Tessere che, prese singolarmente, possono sembrare marginali. Mettendole in fila, però, raccontano un quadro che non può lasciare indifferenti i sindaci.
Boatos sulle nomine
Intanto Dal Fabbro, attraverso veline fatte circolare ad arte, fa sapere che il suo nome gira per le prossime nomine delle grandi partecipate: punterebbe a Enel, senza disdegnare Terna. Ma sempre le solite fonti anonime riferiscono che vuole restare in Iren per completare il Piano Industriale 2025-2030 e l’integrazione di Egea. Da Palazzo Chigi, assicurano insider impegnate sui dossier, queste voci non trovano alcun riscontro. Sicuramente le prime.
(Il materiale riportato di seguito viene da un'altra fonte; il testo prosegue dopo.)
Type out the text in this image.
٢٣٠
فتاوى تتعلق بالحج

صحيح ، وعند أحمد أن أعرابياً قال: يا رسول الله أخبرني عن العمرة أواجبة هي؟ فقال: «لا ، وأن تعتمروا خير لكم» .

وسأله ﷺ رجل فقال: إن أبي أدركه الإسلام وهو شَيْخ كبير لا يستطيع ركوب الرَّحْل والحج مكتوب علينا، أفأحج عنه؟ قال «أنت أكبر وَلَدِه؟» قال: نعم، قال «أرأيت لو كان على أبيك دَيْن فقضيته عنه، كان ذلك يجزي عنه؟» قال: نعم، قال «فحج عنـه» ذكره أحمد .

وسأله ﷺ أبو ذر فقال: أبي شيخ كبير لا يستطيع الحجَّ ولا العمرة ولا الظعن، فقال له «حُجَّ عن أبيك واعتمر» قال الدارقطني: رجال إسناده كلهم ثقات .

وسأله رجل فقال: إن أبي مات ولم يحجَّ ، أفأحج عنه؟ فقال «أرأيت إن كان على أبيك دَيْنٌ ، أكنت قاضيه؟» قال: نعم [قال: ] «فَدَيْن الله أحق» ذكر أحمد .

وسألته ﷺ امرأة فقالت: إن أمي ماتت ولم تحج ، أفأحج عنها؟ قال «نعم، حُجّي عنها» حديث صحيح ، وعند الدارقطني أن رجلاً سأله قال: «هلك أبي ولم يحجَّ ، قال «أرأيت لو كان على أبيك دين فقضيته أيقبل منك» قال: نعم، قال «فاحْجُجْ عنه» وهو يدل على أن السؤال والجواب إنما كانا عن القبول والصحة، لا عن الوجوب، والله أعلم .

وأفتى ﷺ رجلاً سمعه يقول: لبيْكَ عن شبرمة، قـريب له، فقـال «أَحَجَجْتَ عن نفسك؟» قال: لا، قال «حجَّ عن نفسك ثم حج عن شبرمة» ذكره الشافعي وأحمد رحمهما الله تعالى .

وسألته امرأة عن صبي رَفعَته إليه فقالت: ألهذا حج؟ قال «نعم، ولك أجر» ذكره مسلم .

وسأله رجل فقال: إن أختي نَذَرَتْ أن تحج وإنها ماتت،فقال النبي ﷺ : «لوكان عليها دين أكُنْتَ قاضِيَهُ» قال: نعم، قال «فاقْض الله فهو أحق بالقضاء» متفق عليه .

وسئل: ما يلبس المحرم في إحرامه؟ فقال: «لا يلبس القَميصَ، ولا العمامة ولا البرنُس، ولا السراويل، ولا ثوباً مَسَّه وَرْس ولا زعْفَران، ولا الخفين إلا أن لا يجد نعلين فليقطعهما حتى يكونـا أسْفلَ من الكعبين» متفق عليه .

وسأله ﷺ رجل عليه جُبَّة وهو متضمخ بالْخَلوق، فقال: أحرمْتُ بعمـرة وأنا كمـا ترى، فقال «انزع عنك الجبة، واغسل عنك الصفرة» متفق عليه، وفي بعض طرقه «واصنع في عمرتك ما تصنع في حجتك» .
E così mercoledì, sotto il dipinto che racconta il miracolo eucaristico del 1453, non si parlerà soltanto di numeri, investimenti e andamento del gruppo. Si parlerà, senza dirlo apertamente, di equilibri, di pesi, di fiducia. Di quanto Torino voglia far valere la sua primazia. Di quanto Genova sia disposta a sopportarla. Di quanto gli emiliani guardino con preoccupazioni un dualismo che rischia di spingerli ai margini. E di quanto questa storia, nata come una questione “che non esiste”, sia diventata il convitato di pietra del patto di sindacato. E non solo.